Orr is expected to testify soon about the debt-cutting plan.
SourcePhoto

thepeoplesrecord:

Detroit water shutoffs continue after judge says poor have no right to water
September 29, 2014

U.S. Bankruptcy Judge Steven Rhodes on Monday refused to block the city from shutting off water to delinquent customers for six months, saying there is no right to free water and Detroit can’t afford to lose the revenue.

Rhodes’s order served as a stinging rejection of arguments made by thousands of protesters who staged rallies last summer fighting shutoffs and argued that there is a fundamental right to water service.

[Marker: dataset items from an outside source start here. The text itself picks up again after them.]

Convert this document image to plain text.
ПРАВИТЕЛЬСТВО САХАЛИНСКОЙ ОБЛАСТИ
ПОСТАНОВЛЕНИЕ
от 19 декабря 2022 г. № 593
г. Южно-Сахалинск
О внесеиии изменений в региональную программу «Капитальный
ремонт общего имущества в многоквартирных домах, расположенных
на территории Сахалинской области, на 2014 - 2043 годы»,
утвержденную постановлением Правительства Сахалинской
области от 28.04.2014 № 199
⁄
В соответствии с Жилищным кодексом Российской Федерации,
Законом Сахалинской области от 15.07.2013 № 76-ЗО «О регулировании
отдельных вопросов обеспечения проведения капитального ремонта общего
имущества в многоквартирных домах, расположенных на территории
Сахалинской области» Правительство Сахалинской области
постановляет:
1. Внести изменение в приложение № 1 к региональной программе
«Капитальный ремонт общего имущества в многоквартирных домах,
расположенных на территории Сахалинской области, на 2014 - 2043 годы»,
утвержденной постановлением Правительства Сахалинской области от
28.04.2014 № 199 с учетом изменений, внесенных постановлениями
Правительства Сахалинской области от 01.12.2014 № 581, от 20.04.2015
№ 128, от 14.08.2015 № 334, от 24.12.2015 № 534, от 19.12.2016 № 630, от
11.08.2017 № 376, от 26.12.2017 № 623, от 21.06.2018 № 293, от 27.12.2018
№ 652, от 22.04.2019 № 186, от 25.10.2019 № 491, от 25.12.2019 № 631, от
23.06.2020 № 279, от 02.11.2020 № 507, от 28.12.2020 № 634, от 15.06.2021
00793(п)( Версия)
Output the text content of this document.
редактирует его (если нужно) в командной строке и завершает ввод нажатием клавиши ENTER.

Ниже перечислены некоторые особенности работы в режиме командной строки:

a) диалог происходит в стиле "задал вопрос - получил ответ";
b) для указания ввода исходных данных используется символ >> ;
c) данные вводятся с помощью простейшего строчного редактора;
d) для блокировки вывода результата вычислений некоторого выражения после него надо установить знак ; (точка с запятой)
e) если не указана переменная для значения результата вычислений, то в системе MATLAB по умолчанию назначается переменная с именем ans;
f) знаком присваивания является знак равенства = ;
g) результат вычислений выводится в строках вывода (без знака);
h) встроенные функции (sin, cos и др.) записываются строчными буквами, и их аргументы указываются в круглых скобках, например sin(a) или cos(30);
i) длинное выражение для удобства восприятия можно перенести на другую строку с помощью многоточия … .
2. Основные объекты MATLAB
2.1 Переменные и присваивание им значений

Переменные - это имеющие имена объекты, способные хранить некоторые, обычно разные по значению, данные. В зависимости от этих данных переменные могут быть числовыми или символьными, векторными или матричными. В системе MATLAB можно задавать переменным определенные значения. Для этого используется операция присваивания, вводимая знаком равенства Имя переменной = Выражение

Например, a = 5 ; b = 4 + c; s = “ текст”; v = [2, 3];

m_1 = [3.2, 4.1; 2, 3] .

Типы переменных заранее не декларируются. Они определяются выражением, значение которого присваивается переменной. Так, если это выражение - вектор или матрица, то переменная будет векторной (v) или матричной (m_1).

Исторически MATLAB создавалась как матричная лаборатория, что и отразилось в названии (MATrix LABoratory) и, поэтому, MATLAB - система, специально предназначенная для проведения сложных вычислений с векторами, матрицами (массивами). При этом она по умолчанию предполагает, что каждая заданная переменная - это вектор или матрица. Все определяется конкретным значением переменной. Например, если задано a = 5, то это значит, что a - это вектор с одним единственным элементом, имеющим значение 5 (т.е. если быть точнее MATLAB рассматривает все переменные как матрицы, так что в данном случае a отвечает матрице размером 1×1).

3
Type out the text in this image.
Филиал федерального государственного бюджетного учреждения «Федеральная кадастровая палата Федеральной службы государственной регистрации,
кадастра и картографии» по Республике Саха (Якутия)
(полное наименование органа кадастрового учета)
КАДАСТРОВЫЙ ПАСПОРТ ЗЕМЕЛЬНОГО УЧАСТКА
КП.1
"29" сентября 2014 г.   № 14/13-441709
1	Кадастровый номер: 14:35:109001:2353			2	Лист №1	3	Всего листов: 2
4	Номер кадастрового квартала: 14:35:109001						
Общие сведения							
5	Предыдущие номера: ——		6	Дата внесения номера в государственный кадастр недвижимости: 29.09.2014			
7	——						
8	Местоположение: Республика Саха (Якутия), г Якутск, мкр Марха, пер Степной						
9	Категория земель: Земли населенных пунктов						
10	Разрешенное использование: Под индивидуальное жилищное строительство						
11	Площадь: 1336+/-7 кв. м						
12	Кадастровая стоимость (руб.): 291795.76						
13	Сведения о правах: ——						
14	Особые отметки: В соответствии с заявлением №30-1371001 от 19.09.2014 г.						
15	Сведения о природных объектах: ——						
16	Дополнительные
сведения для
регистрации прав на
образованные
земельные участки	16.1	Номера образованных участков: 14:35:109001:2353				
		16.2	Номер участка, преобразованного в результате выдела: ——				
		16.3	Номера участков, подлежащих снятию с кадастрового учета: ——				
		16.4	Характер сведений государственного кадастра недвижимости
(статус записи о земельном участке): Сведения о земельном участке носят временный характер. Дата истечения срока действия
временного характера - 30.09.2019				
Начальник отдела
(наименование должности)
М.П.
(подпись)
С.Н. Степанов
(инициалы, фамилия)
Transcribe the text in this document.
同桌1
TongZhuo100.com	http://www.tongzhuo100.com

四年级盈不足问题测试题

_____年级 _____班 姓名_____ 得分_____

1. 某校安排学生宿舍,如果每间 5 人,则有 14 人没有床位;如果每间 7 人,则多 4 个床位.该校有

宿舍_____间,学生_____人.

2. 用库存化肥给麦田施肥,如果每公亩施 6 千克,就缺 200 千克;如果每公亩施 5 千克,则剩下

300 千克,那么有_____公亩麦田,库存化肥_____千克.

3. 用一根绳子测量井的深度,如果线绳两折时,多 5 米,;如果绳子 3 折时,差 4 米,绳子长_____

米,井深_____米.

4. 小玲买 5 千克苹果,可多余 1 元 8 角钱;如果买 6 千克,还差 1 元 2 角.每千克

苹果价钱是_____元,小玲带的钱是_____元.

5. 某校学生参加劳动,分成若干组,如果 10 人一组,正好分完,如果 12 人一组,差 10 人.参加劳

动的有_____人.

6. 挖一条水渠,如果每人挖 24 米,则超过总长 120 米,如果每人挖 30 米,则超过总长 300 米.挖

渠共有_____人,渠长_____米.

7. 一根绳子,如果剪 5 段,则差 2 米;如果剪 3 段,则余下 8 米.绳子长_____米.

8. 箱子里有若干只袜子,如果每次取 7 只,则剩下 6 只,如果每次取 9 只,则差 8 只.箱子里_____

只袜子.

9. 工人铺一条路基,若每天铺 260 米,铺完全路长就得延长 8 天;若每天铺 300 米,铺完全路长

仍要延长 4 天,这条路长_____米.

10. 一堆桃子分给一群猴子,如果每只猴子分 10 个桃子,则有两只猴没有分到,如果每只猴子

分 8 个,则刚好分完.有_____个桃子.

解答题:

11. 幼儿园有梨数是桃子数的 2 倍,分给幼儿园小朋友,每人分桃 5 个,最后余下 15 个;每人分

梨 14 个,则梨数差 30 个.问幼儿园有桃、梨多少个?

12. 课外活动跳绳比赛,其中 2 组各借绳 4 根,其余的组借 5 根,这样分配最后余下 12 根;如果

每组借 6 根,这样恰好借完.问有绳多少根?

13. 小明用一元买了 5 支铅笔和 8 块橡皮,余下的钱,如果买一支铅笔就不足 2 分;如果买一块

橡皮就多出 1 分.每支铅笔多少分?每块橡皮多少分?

"There is no such right or law," Rhodes said.

A six-month ban on water shut-offs would boost the rate of customer defaults and threaten Detroit’s revenue, the judge added.

"The last thing (Detroit) needs is this hit to its revenues," the judge said.

Rhodes issued his ruling after two days of hearings last week and said he lacked the power to issue a water shut-off moratorium. Regardless, a lawyer for 10 residents failed to convince him there was justification for such a drastic step, he said.

Rhodes said residents do not have a right to receive water service “let alone service based on an ability to pay.”

Alice Jennings, an attorney representing the 10 residents fighting water shutoffs, said she was “disappointed but not surprised” by the judge’s ruling. Rhodes, she said, missed the issue of safety and underscored the irreparable harm that comes with the shutoffs.

"We will be looking at an appeal," Jennings said. "We believe there is a right to water and there is a right to affordable water."

The city’s policy of shutting off water to residents in one of the nation’s poorest cities briefly overshadowed the city’s historic bankruptcy case and debt-cutting plan, which hinges on spinning off the Detroit Water and Sewerage Department to suburban counties.

The city started a more vigorous shut-off campaign in the spring compared to other years in an effort to get more people to pay their outstanding bills or get on a payment plan. Rhodes on Monday called the efforts a “bold, commendable and necessarily aggressive plan.”

About 24,000 city water accounts have been shut off this year. A month-long moratorium halting shutoffs ended in August and crews are now back to shutting off water to up to 400 accounts a day, DWSD officials said last week.

Residents, civic groups, and “The Avengers” actor Mark Ruffalo participated in mass protests in recent months fighting the city’s treatment of delinquent water customers. A pocket of protesters lined West Lafayette Boulevard outside federal court Monday.

Ten residents requested the moratorium, saying it would give the city time to establish a plan to better help those who can’t afford to pay their water bills. Lawyers for Detroit say such an order would encourage further delinquency, cause the department to lose revenues and lead to higher rates.

During closing arguments, Jennings argued the “hodgepodge” of programs designed to aid a limited group of residents facing water shut-offs isn’t good enough for the city plagued by widespread poverty.

Jennings told the judge that a “very brief” stop to shut-offs would give the city more time to craft a cohesive program.

Tom O’Brien, an attorney for the water department, has countered that a 10-point plan to educate and assist low-income residents wasn’t constructed overnight.

"It was developed," he said, and "was intended to be practical."

O’Brien also played up a fund outlined in the plan, and a separate pot of annual aid money called for in a proposed Great Lakes Water Authority.

"That’s significant money, it goes a long way," he said.

Detroit’s bankruptcy trial, meanwhile, resumes Monday, five days after City Council members reclaimed power over city government while agreeing to keep Emergency Manager Kevyn Orr in place for bankruptcy-related duties.

The deal means council will resume control over city departments, contracts and other day-to-day matters. Orr’s official removal will be effective if the city’s debt-cutting bankruptcy plan is confirmed.

Orr is expected to testify soon about the debt-cutting plan.